Trump'ın bu yorumu, Avrupalı müttefiklerine sırtını dönmesi anlamına gelecek; Rusya'nın her türlü eyleme hazır olabileceği bir durumda Avrupalılar için korkutucu bir gerçek. Trump'ın adı kaos ve anarşiyle anılıyor. Avrupalılar onun yarattığı kaosun Obama ve Biden gibi isimlerin yarattığı krizden farklı olduğunu biliyor.
Trump'ın dış maceralarından çekilip iç meselelere odaklanmaya çalışıyor gibi görünüyor; Bu politika Amerika'nın sınırlarına ve ABD müttefiklerine kaos getirebilir ve bölgesel rakiplerin daha küçük ölçekli düzenlerde güç gösterisinde bulunma ve kendi konumlarını tanımlama arayışına girmelerine yol açacaktır.
Ancak Trump’ın projeleri farklı bir biçim alabilir, onun dış politikasının içeriği bir açıdan seleflerinin izlediği politikayla esasen aynıdır.

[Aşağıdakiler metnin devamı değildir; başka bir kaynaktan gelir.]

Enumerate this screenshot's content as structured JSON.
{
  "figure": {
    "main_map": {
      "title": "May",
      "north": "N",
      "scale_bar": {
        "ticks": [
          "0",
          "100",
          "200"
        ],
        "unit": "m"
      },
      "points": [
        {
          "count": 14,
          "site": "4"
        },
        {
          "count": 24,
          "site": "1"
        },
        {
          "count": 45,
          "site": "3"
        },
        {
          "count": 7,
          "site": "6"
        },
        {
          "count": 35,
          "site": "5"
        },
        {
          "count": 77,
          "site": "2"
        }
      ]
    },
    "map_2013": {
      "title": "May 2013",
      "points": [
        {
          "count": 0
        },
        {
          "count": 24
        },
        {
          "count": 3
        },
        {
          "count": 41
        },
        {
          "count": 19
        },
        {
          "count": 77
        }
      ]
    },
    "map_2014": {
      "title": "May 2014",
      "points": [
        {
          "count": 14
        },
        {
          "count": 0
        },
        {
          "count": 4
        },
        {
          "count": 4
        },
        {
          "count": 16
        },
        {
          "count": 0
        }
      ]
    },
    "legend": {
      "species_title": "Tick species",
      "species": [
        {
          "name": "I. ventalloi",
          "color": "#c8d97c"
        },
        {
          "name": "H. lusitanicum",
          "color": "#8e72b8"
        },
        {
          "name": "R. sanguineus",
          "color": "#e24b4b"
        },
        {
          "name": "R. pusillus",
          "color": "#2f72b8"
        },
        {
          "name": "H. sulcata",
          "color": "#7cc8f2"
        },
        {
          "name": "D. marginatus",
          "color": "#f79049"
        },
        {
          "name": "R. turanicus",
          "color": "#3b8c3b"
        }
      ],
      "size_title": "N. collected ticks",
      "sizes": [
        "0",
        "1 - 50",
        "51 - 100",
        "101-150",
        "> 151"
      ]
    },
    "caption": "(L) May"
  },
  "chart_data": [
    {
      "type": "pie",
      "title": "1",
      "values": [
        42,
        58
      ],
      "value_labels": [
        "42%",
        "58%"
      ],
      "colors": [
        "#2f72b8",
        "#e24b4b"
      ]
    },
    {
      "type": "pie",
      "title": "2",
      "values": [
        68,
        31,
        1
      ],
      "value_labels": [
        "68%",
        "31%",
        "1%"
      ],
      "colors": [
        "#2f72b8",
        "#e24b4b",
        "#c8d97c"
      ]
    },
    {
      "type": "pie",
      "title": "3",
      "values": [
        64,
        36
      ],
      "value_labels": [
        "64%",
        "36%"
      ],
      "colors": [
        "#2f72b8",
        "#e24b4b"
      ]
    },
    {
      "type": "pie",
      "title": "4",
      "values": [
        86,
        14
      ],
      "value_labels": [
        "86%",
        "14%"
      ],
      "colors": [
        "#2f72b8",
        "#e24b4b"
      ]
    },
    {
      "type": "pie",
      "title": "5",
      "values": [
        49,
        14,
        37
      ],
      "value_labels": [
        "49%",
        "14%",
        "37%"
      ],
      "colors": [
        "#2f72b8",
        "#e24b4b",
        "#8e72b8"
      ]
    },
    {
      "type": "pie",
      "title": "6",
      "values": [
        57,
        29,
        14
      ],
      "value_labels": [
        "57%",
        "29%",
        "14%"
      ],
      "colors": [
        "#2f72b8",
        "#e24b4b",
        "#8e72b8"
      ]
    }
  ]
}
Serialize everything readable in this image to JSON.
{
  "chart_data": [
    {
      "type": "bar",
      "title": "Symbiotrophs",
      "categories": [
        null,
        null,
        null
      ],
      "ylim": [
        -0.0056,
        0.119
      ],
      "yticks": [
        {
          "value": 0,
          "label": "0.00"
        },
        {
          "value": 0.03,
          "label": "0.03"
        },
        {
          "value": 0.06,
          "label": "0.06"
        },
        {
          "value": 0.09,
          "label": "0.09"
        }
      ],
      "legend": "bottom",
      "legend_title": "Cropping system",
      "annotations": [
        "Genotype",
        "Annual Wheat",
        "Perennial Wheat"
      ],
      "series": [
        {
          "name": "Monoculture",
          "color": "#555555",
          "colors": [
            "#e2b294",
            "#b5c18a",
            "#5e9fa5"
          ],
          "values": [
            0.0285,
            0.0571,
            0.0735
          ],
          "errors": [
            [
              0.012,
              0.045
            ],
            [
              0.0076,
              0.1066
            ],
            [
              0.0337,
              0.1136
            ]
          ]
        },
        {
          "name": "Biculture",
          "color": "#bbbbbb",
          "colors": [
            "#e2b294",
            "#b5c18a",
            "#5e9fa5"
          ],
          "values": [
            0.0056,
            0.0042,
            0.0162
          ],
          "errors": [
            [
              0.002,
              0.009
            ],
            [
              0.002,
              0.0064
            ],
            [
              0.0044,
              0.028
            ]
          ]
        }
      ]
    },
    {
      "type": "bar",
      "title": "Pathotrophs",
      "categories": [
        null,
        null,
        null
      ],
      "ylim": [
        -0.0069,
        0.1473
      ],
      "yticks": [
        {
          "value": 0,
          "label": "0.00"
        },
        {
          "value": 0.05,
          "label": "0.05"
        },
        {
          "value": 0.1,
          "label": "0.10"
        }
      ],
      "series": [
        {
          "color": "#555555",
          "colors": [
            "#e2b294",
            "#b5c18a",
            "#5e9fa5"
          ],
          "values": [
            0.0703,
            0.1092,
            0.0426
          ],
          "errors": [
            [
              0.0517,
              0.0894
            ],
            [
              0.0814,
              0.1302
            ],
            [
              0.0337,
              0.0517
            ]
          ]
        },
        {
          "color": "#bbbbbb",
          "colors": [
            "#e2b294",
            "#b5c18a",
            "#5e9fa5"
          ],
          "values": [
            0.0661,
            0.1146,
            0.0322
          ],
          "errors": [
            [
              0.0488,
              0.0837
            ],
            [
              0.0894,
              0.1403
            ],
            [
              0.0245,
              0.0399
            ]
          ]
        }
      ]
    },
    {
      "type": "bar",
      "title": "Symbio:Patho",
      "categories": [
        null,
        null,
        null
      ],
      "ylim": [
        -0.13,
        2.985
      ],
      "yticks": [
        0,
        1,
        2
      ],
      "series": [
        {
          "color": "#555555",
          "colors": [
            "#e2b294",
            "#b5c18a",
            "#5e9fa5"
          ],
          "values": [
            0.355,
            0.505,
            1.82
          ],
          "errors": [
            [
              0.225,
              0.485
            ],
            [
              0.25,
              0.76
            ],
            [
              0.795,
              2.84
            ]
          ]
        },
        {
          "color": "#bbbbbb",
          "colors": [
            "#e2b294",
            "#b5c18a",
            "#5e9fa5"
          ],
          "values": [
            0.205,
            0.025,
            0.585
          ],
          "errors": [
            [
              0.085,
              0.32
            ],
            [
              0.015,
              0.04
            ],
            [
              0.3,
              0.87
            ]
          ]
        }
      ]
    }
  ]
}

Trump Amerikan kapitalist sınıfının iktidarını ve çıkarlarını mümkün olan her yolla koruyacaktır.
BRICS Grubu, Rusya ve Çin
Yazının başında da değindiğimiz gibi Trump'ın ülkesinin politikalarını ilerletme çabalarının başarılı olması için ciddi koşullar gerekiyor. Grönland, Danimarka, Panama ve hatta Kanada veya Meksika'ya yaptığı zorbalık ona bazı tavizler kazandırabilir ama Çin, Rusya ve İran gibi büyük güçlerle baş etmek kolay değil.
ABD'nin on yıllardır sürdürdüğü hegemonik politikalar sonucunda bu güçler diğer ortaklarıyla ekonomik ve askeri açıdan birbirlerine yakınlaşmışlardır. Çin ve Rusya birlikte geniş topraklara, nüfusa, doğal kaynaklara ve tabii ki askeri açıdan güçlüdür.
ABD'nin yaptırımları ve diğer ticaret kısıtlamalarını aşırı şekilde kullanması, bir yandan dolara güveni zedelemiş ve diğer yandan da yaptırıma maruz kalan ülkeleri kendi ileri teknolojilerini geliştirmeye zorlamıştır. Sonuç olarak Çin ve Rusya gibi ülkeler 30 yıl öncesine göre çok değişmiştir.
BRICS'in ortaya çıkışı bu değişimin en bariz örneğidir. Tahminler farklılık gösterse de bazı raporlara göre BRICS ülkeleri ortaklaşa olarak dünya GSYH'sinin neredeyse yarısını üretmekte. Bu rakam G7 ülkelerinin payından çok daha fazla.
Dünyanın GSYİH açısından ilk 10 ülkesi arasında yer alan beş ülke BRICS üyesidir: Çin, Hindistan, Rusya, Brezilya ve gruba yeni üye olan Endonezya, dünyanın yedinci büyük ekonomisi ve dördüncü en kalabalık ülkesi.
Trump istese istemese de, Biden'ın Amerikan emperyalizminin çöküşünü durdurma girişimlerinde kullandığı araçların aynısını kullanacaktır. Ukrayna savaşı ABD için bir dönüm noktasıydı. Bu savaş, Batı'nın savaş başlatma ve kazanma yeteneğini ciddi biçimde azaltırken gücünün kağıttan kaplan olduğunu ortaya çıkardı.
Bu durumda Amerikan emperyalizminin rakipleri, güç dengesini kendi lehine çevirme fırsatı bulacaktır. Er ya da geç Amerikan emperyalizmi bir "süper güç" olmadığı gerçeğiyle yüzleşmek zorunda kalacak. Trump'ın "Amerika Kalesi" yaklaşımı da, ABD'nin sorunlarına yenilerini ekleyebilir ve ülkenin krizden çıkmasına yardımcı olmayacaktır.